On a progressive and iterative approximation method with memory for least square fitting

TL;DR

This paper introduces MLSPIA, a new iterative method with memory for least squares fitting that guarantees convergence even with deficient data matrices, and demonstrates faster convergence than previous methods through theoretical analysis and examples.

Contribution

It proposes MLSPIA, a novel iterative fitting method with memory, providing convergence guarantees and improved convergence rate over existing approaches.

Findings

MLSPIA converges to the least squares fitting curve.

Theoretical convergence rate is faster than previous methods.

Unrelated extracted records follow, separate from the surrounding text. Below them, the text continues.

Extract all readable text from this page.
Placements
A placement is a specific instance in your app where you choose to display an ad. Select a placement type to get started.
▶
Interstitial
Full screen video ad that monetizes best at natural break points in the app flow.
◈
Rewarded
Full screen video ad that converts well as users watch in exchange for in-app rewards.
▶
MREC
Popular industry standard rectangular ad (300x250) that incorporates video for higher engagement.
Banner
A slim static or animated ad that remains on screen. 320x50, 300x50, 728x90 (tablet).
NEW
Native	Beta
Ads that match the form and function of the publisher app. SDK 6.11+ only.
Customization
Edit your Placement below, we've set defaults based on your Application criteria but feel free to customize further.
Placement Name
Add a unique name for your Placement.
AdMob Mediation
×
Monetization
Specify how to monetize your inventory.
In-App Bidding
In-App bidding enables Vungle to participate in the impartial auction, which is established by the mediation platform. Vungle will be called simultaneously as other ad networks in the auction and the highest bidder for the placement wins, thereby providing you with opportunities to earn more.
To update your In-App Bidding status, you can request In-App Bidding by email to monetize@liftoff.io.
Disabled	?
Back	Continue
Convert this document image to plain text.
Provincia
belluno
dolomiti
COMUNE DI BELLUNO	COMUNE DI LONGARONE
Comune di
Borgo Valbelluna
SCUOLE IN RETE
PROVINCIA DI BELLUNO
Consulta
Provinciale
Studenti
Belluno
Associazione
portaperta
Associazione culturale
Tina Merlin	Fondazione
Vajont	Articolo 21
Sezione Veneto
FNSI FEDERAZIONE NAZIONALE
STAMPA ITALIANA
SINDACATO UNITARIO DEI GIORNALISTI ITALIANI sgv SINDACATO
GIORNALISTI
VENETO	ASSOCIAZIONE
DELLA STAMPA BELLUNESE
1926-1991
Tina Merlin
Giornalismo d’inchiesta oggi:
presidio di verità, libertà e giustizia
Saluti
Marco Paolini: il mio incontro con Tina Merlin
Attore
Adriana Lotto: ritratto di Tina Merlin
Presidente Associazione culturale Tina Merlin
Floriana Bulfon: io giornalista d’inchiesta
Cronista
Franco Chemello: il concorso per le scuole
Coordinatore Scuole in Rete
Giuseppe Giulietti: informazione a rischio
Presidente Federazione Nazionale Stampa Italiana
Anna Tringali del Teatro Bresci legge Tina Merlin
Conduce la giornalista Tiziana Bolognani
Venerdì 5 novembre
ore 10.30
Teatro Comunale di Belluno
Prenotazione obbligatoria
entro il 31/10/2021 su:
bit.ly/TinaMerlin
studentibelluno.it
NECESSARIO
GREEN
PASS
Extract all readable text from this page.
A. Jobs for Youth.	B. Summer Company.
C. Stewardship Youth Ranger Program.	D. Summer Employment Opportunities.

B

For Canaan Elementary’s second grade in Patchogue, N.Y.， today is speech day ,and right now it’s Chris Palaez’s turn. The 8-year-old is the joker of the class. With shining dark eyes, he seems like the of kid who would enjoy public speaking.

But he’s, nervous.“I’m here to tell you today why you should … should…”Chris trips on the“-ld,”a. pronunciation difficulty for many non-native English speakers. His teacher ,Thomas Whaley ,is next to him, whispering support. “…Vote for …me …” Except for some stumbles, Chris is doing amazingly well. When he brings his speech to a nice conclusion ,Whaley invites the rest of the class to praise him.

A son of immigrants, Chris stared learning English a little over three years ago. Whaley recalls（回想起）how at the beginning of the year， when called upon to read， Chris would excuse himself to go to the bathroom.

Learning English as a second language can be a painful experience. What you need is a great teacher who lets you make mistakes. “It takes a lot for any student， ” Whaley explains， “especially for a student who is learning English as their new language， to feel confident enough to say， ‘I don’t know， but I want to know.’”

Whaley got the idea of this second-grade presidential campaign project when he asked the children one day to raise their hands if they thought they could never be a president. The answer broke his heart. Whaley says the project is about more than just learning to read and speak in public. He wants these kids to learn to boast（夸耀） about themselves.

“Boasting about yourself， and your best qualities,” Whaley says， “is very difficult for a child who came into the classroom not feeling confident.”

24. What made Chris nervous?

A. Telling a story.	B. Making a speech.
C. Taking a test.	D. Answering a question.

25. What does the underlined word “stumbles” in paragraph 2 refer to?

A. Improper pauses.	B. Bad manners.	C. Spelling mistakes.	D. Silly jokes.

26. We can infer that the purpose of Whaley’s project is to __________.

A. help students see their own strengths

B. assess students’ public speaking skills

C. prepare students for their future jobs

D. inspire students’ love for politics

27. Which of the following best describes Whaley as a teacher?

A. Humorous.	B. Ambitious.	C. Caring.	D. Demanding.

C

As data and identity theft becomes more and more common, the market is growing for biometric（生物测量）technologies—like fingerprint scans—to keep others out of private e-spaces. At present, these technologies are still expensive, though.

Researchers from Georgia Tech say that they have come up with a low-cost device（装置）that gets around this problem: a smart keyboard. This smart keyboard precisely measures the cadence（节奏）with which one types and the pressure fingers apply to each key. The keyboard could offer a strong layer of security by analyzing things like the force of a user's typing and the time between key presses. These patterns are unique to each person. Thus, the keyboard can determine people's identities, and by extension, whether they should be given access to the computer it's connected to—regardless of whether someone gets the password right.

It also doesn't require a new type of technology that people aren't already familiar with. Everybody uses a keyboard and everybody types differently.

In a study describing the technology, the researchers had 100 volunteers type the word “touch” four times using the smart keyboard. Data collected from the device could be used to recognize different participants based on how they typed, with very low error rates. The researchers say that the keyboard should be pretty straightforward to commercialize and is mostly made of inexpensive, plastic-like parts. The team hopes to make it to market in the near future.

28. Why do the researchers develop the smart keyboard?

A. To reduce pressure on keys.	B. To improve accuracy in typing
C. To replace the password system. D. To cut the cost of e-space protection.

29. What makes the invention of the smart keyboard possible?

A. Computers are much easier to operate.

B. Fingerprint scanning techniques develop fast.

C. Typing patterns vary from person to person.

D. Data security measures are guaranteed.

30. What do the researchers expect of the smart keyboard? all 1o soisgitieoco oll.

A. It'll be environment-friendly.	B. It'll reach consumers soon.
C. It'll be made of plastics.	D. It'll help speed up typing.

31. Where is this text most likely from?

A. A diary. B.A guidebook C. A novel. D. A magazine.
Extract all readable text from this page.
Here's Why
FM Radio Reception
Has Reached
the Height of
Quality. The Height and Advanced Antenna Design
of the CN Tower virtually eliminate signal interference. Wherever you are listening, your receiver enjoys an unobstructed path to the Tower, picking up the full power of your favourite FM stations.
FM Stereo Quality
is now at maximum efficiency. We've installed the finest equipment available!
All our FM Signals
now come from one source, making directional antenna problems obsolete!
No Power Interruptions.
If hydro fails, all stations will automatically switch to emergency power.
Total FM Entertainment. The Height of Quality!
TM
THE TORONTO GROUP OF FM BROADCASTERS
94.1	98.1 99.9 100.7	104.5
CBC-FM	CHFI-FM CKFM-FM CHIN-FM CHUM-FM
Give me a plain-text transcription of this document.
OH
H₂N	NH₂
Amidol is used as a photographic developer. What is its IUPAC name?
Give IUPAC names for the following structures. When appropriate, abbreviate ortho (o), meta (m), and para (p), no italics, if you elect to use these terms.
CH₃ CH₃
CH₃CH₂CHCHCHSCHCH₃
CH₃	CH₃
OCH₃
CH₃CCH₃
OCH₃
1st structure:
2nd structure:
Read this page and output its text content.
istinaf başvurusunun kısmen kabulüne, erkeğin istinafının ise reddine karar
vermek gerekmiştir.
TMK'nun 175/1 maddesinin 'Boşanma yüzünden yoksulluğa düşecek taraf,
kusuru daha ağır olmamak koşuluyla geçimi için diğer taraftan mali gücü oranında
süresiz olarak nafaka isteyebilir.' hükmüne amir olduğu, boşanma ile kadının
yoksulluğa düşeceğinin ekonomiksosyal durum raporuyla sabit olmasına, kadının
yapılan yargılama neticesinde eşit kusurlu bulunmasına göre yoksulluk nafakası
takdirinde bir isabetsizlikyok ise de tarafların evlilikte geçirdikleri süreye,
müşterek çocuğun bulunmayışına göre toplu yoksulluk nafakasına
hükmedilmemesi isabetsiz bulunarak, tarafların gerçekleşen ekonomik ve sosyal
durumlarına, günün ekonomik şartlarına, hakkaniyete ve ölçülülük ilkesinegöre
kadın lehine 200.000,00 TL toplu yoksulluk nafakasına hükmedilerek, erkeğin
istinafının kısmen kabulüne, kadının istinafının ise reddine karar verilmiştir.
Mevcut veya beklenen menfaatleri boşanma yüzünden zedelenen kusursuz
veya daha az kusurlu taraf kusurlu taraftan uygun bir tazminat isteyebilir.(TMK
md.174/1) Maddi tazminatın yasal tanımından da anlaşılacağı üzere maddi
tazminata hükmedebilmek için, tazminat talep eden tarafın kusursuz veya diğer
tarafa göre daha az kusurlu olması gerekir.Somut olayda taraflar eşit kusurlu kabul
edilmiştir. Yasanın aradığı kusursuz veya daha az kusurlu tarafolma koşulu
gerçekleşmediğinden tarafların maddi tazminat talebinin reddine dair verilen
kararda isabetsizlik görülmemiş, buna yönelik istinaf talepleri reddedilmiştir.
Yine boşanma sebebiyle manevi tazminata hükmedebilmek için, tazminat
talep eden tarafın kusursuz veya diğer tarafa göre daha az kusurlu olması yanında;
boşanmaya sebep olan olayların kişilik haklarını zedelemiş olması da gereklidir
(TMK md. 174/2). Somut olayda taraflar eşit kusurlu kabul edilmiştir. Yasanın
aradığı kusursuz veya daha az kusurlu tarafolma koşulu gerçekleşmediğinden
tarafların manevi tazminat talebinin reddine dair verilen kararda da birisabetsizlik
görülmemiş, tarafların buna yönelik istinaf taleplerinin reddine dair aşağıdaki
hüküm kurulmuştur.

Examples confirm the improved convergence performance.

Abstract

In this paper, we present a progressive and iterative approximation method with memory for least square fitting(MLSPIA). It adjusts the control points and the weighted sums iteratively to construct a series of fitting curves (surfaces) with three weights. For any normalized totally positive basis even when the collocation matrix is of deficient column rank, we obtain a condition to guarantee that these curves (surfaces) converge to the least square fitting curve (surface) to the given data points. It is proved that the theoretical convergence rate of the method is faster than the one of the progressive and iterative approximation method for least square fitting (LSPIA) in [Deng C-Y, Lin H-W. Progressive and iterative approximation for least squares B-spline curve and surface fitting. Computer-Aided Design 2014;47:32-44] under the same assumption. Examples verify this phenomenon.